Zenana, in the Mughal period was used to denote the women’s quarters. The two quarters are found towards the extreme south of the pavilion. One is the Mumtaz Mahal, which is now functioning as a museum and the other is the Rang Mahal which is characteristic of its marble work, elegant interiors and ceiling.


Moti Masjid


Moti Masjid means Pearl Mosque. This is found towards the west of the Red Fort. This was a separate additional structure built during 1659 and served as the private exclusive mosque of Mughal Emperor, Aurangzeb. This mosque is made of pure white marble and has three domes. The screen of the mosque has three arches which lead to the courtyard.


The measurement of the Pearl Mosque is 12m of length, 9m of width and 8m of height. This mosque constructed for the personal use of Aurangzeb had prayer mats made from black marble situated at a slightly elevated level from the floor. These prayer mats were also known as “musallas”. There are three domes on this mosque that were initially given a plating of copper. The door towards the east of the mosque contains leaves coated with copper. The womenfolk of seraglio were also using this mosque in the earlier days.


Hayat Bakhsh Bagh

 

Most of the West Asian countries built gardens around their structures to resemble paradise on earth. This influenced the Mughal emperors too as the Hayat Bakhsh Bagh or the “Life-Bestowing Garden” was designed round the Red Fort.
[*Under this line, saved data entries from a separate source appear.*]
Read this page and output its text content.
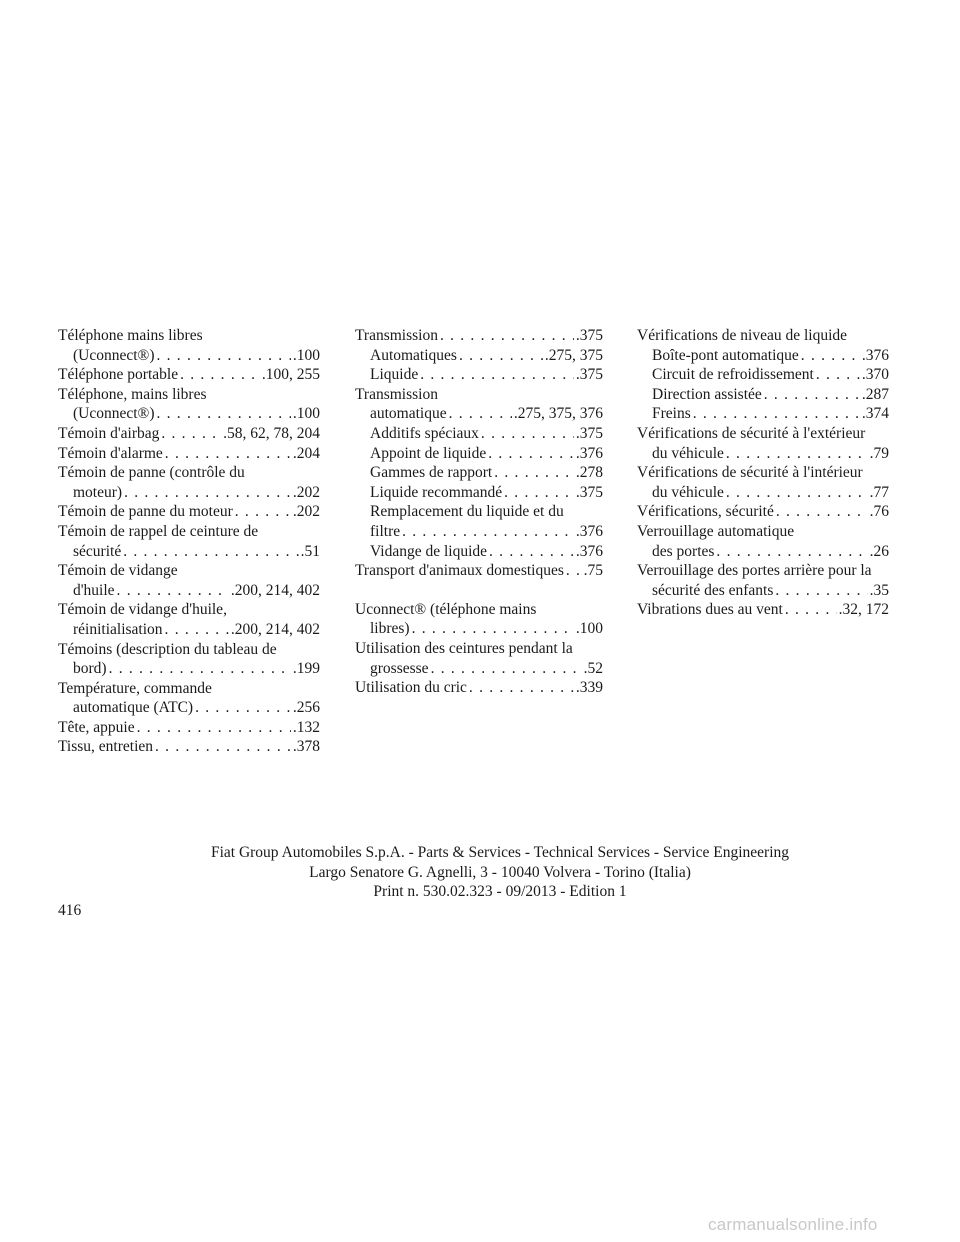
Téléphone mains libres
(Uconnect®) . . .	.100
Téléphone portable . . .	.100, 255
Téléphone, mains libres
(Uconnect®) . . .	.100
Témoin d'airbag . . .	.58, 62, 78, 204
Témoin d'alarme . . .	.204
Témoin de panne (contrôle du
moteur) . . .	.202
Témoin de panne du moteur . . .	.202
Témoin de rappel de ceinture de
sécurité . . .	.51
Témoin de vidange
d'huile . . .	.200, 214, 402
Témoin de vidange d'huile,
réinitialisation . . .	.200, 214, 402
Témoins (description du tableau de
bord) . . .	.199
Température, commande
automatique (ATC) . . .	.256
Tête, appuie . . .	.132
Tissu, entretien . . .	.378
Transmission . . .	.375
Automatiques . . .	.275, 375
Liquide . . .	.375
Transmission
automatique . . .	.275, 375, 376
Additifs spéciaux . . .	.375
Appoint de liquide . . .	.376
Gammes de rapport . . .	.278
Liquide recommandé . . .	.375
Remplacement du liquide et du
filtre . . .	.376
Vidange de liquide . . .	.376
Transport d'animaux domestiques . . . .75
Uconnect® (téléphone mains
libres) . . .	.100
Utilisation des ceintures pendant la
grossesse . . .	.52
Utilisation du cric . . .	.339
Vérifications de niveau de liquide
Boîte-pont automatique . . .	.376
Circuit de refroidissement . . .	.370
Direction assistée . . .	.287
Freins . . .	.374
Vérifications de sécurité à l'extérieur
du véhicule . . .	.79
Vérifications de sécurité à l'intérieur
du véhicule . . .	.77
Vérifications, sécurité . . .	.76
Verrouillage automatique
des portes . . .	.26
Verrouillage des portes arrière pour la
sécurité des enfants . . .	.35
Vibrations dues au vent . . .	.32, 172
Fiat Group Automobiles S.p.A. - Parts & Services - Technical Services - Service Engineering
Largo Senatore G. Agnelli, 3 - 10040 Volvera - Torino (Italia)
Print n. 530.02.323 - 09/2013 - Edition 1
416
carmanualsonline.info
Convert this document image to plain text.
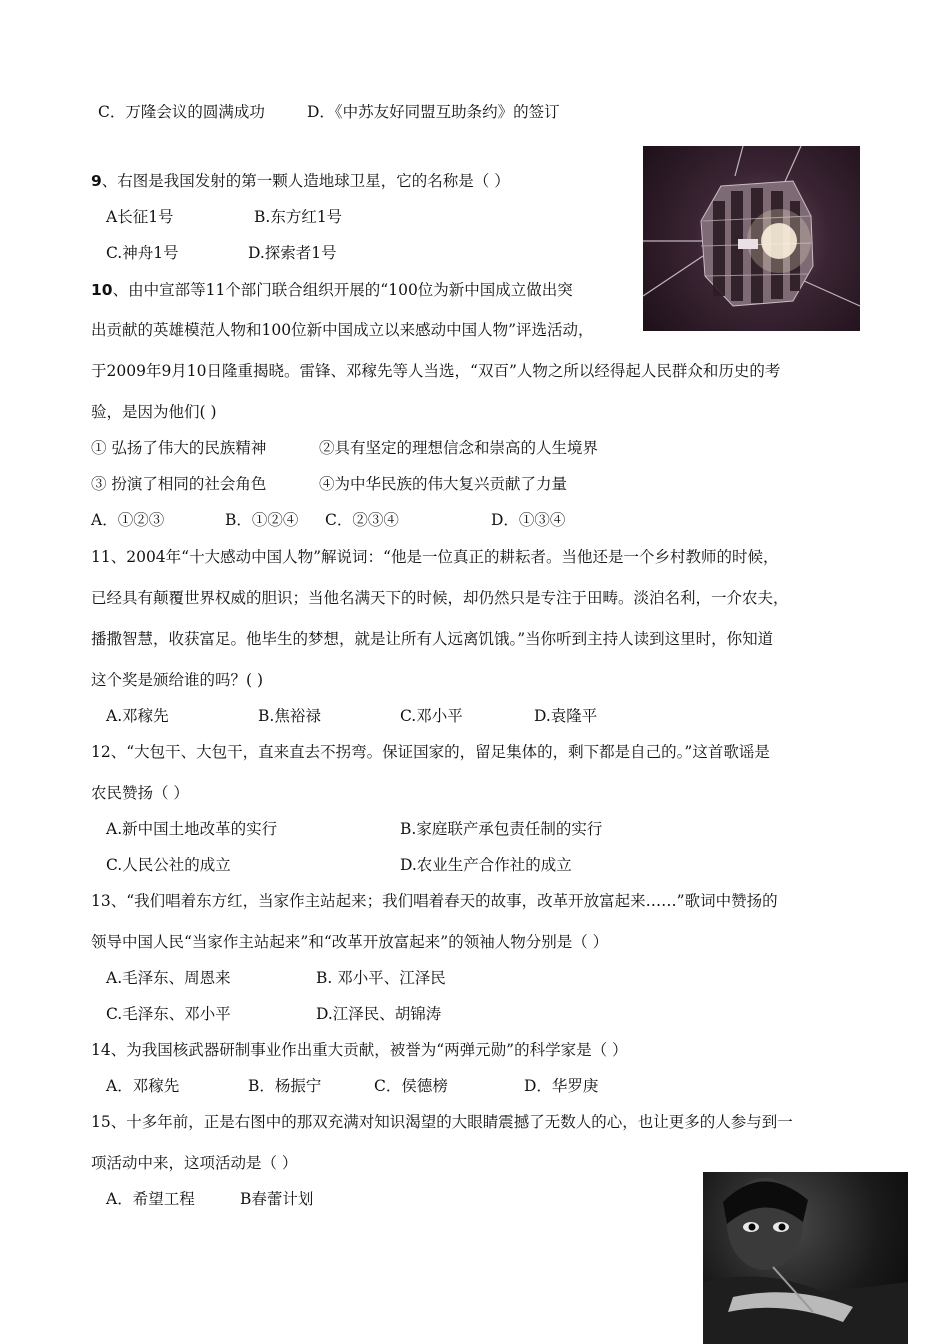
C．万隆会议的圆满成功	D．《中苏友好同盟互助条约》的签订
9、右图是我国发射的第一颗人造地球卫星，它的名称是（ ）
A长征1号	B.东方红1号
C.神舟1号	D.探索者1号
10、由中宣部等11个部门联合组织开展的“100位为新中国成立做出突
出贡献的英雄模范人物和100位新中国成立以来感动中国人物”评选活动，
于2009年9月10日隆重揭晓。雷锋、邓稼先等人当选，“双百”人物之所以经得起人民群众和历史的考
验，是因为他们( )
① 弘扬了伟大的民族精神	②具有坚定的理想信念和崇高的人生境界
③ 扮演了相同的社会角色	④为中华民族的伟大复兴贡献了力量
A．①②③	B．①②④ C．②③④	D．①③④
11、2004年“十大感动中国人物”解说词：“他是一位真正的耕耘者。当他还是一个乡村教师的时候，
已经具有颠覆世界权威的胆识；当他名满天下的时候，却仍然只是专注于田畴。淡泊名利，一介农夫，
播撒智慧，收获富足。他毕生的梦想，就是让所有人远离饥饿。”当你听到主持人读到这里时，你知道
这个奖是颁给谁的吗？( )
A.邓稼先	B.焦裕禄	C.邓小平	D.袁隆平
12、“大包干、大包干，直来直去不拐弯。保证国家的，留足集体的，剩下都是自己的。”这首歌谣是
农民赞扬（ ）
A.新中国土地改革的实行	B.家庭联产承包责任制的实行
C.人民公社的成立	D.农业生产合作社的成立
13、“我们唱着东方红，当家作主站起来；我们唱着春天的故事，改革开放富起来……”歌词中赞扬的
领导中国人民“当家作主站起来”和“改革开放富起来”的领袖人物分别是（ ）
A.毛泽东、周恩来	B. 邓小平、江泽民
C.毛泽东、邓小平	D.江泽民、胡锦涛
14、为我国核武器研制事业作出重大贡献，被誉为“两弹元勋”的科学家是（ ）
A．邓稼先	B．杨振宁	C．侯德榜	D．华罗庚
15、十多年前，正是右图中的那双充满对知识渴望的大眼睛震撼了无数人的心，也让更多的人参与到一
项活动中来，这项活动是（ ）
A．希望工程	B春蕾计划
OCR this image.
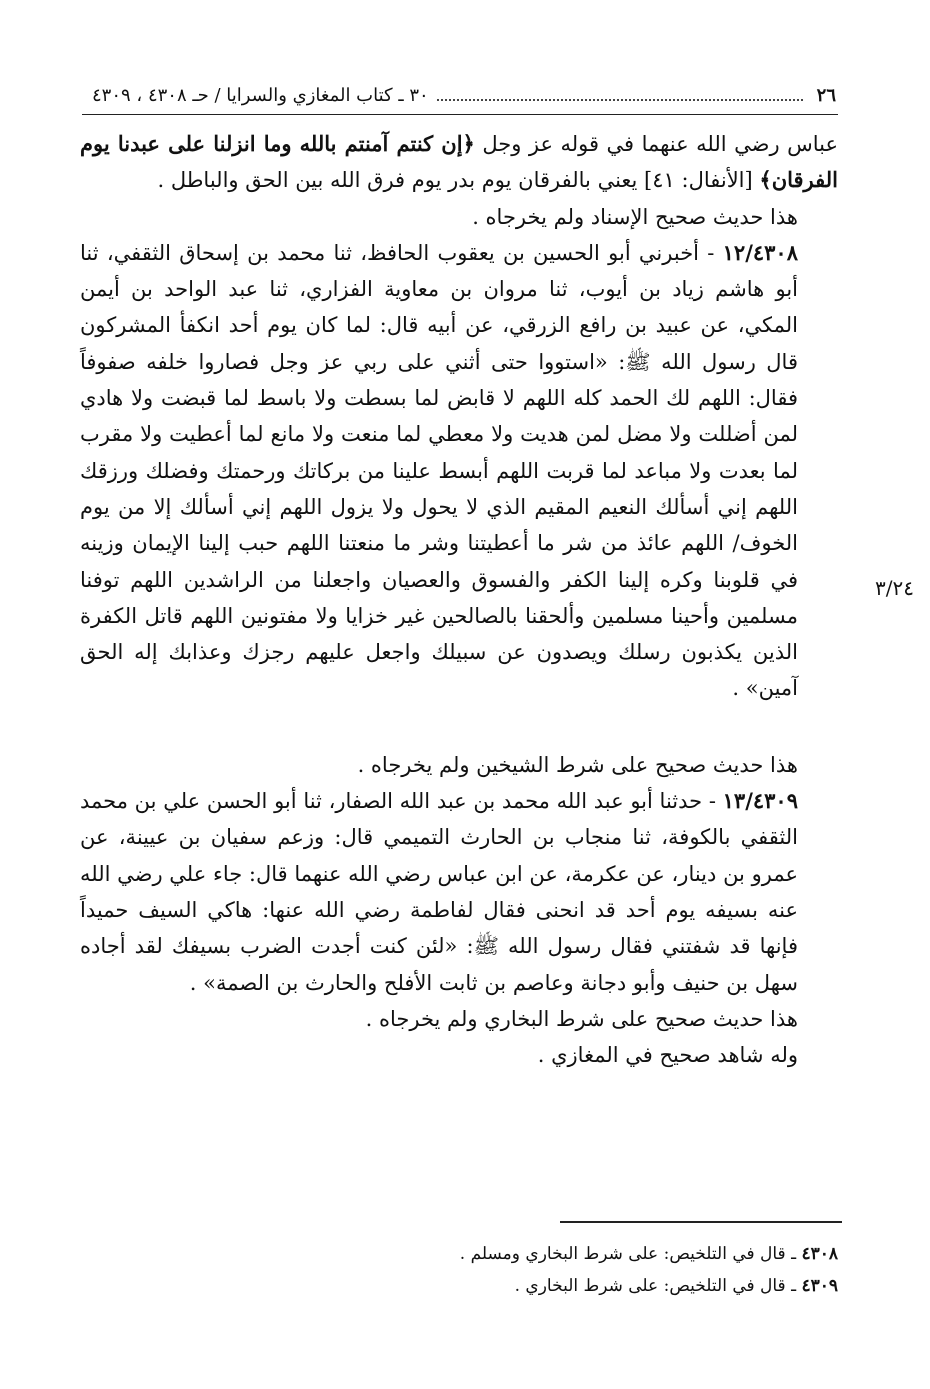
٢٦
٣٠ ـ كتاب المغازي والسرايا / حـ ٤٣٠٨ ، ٤٣٠٩
٣/٢٤

عباس رضي الله عنهما في قوله عز وجل ﴿إن كنتم آمنتم بالله وما انزلنا على عبدنا يوم الفرقان﴾ [الأنفال: ٤١] يعني بالفرقان يوم بدر يوم فرق الله بين الحق والباطل .

هذا حديث صحيح الإسناد ولم يخرجاه .

١٢/٤٣٠٨ - أخبرني أبو الحسين بن يعقوب الحافظ، ثنا محمد بن إسحاق الثقفي، ثنا أبو هاشم زياد بن أيوب، ثنا مروان بن معاوية الفزاري، ثنا عبد الواحد بن أيمن المكي، عن عبيد بن رافع الزرقي، عن أبيه قال: لما كان يوم أحد انكفأ المشركون قال رسول الله ﷺ: «استووا حتى أثني على ربي عز وجل فصاروا خلفه صفوفاً فقال: اللهم لك الحمد كله اللهم لا قابض لما بسطت ولا باسط لما قبضت ولا هادي لمن أضللت ولا مضل لمن هديت ولا معطي لما منعت ولا مانع لما أعطيت ولا مقرب لما بعدت ولا مباعد لما قربت اللهم أبسط علينا من بركاتك ورحمتك وفضلك ورزقك اللهم إني أسألك النعيم المقيم الذي لا يحول ولا يزول اللهم إني أسألك إلا من يوم الخوف/ اللهم عائذ من شر ما أعطيتنا وشر ما منعتنا اللهم حبب إلينا الإيمان وزينه في قلوبنا وكره إلينا الكفر والفسوق والعصيان واجعلنا من الراشدين اللهم توفنا مسلمين وأحينا مسلمين وألحقنا بالصالحين غير خزايا ولا مفتونين اللهم قاتل الكفرة الذين يكذبون رسلك ويصدون عن سبيلك واجعل عليهم رجزك وعذابك إله الحق آمين» .

هذا حديث صحيح على شرط الشيخين ولم يخرجاه .

١٣/٤٣٠٩ - حدثنا أبو عبد الله محمد بن عبد الله الصفار، ثنا أبو الحسن علي بن محمد الثقفي بالكوفة، ثنا منجاب بن الحارث التميمي قال: وزعم سفيان بن عيينة، عن عمرو بن دينار، عن عكرمة، عن ابن عباس رضي الله عنهما قال: جاء علي رضي الله عنه بسيفه يوم أحد قد انحنى فقال لفاطمة رضي الله عنها: هاكي السيف حميداً فإنها قد شفتني فقال رسول الله ﷺ: «لئن كنت أجدت الضرب بسيفك لقد أجاده سهل بن حنيف وأبو دجانة وعاصم بن ثابت الأفلح والحارث بن الصمة» .

هذا حديث صحيح على شرط البخاري ولم يخرجاه .

وله شاهد صحيح في المغازي .

٤٣٠٨ ـ قال في التلخيص: على شرط البخاري ومسلم .
٤٣٠٩ ـ قال في التلخيص: على شرط البخاري .
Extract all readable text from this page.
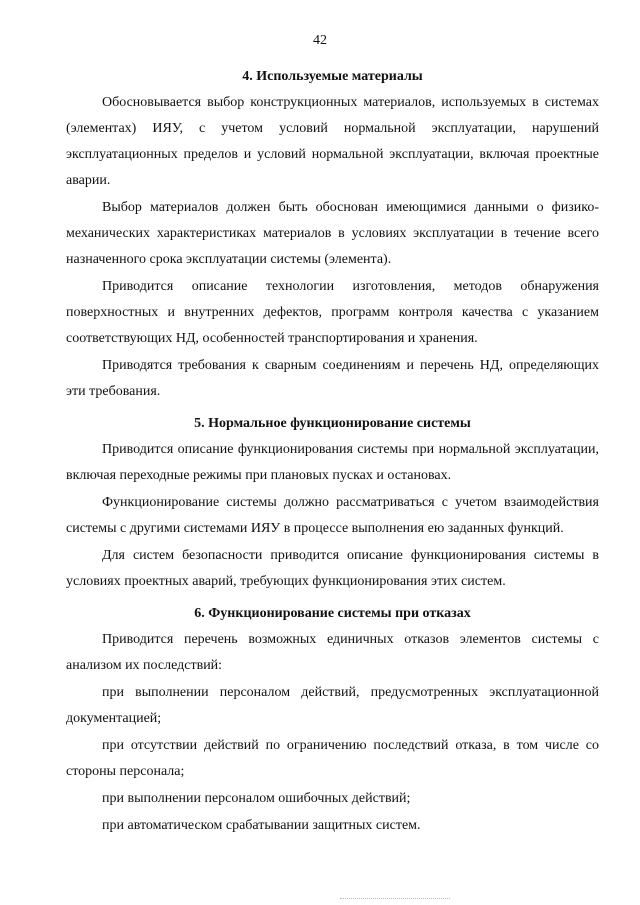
42

4. Используемые материалы

Обосновывается выбор конструкционных материалов, используемых в системах (элементах) ИЯУ, с учетом условий нормальной эксплуатации, нарушений эксплуатационных пределов и условий нормальной эксплуатации, включая проектные аварии.

Выбор материалов должен быть обоснован имеющимися данными о физико-механических характеристиках материалов в условиях эксплуатации в течение всего назначенного срока эксплуатации системы (элемента).

Приводится описание технологии изготовления, методов обнаружения поверхностных и внутренних дефектов, программ контроля качества с указанием соответствующих НД, особенностей транспортирования и хранения.

Приводятся требования к сварным соединениям и перечень НД, определяющих эти требования.

5. Нормальное функционирование системы

Приводится описание функционирования системы при нормальной эксплуатации, включая переходные режимы при плановых пусках и остановах.

Функционирование системы должно рассматриваться с учетом взаимодействия системы с другими системами ИЯУ в процессе выполнения ею заданных функций.

Для систем безопасности приводится описание функционирования системы в условиях проектных аварий, требующих функционирования этих систем.

6. Функционирование системы при отказах

Приводится перечень возможных единичных отказов элементов системы с анализом их последствий:

при выполнении персоналом действий, предусмотренных эксплуатационной документацией;

при отсутствии действий по ограничению последствий отказа, в том числе со стороны персонала;

при выполнении персоналом ошибочных действий;

при автоматическом срабатывании защитных систем.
Tanks, fountains, tunnels, pavilions and all other structures that complemented the garden were designed here as well. Flowering plants and trees of different colors and species were planted here. After sunset, the garden took on a different look as they were brightly lit-up. Another small garden, Mehtab Bagh or the Moonlight Garden can also be found inside the Red Fort. The Savon and Badhon stands are the pavilions that are found towards the north and south channels respectively. During 1842, there was an additional two more pavilions that were constructed by Bahadur Shah Zafar, the final Mughal Emperor. One of these is still functional and can be found towards the eastern wall.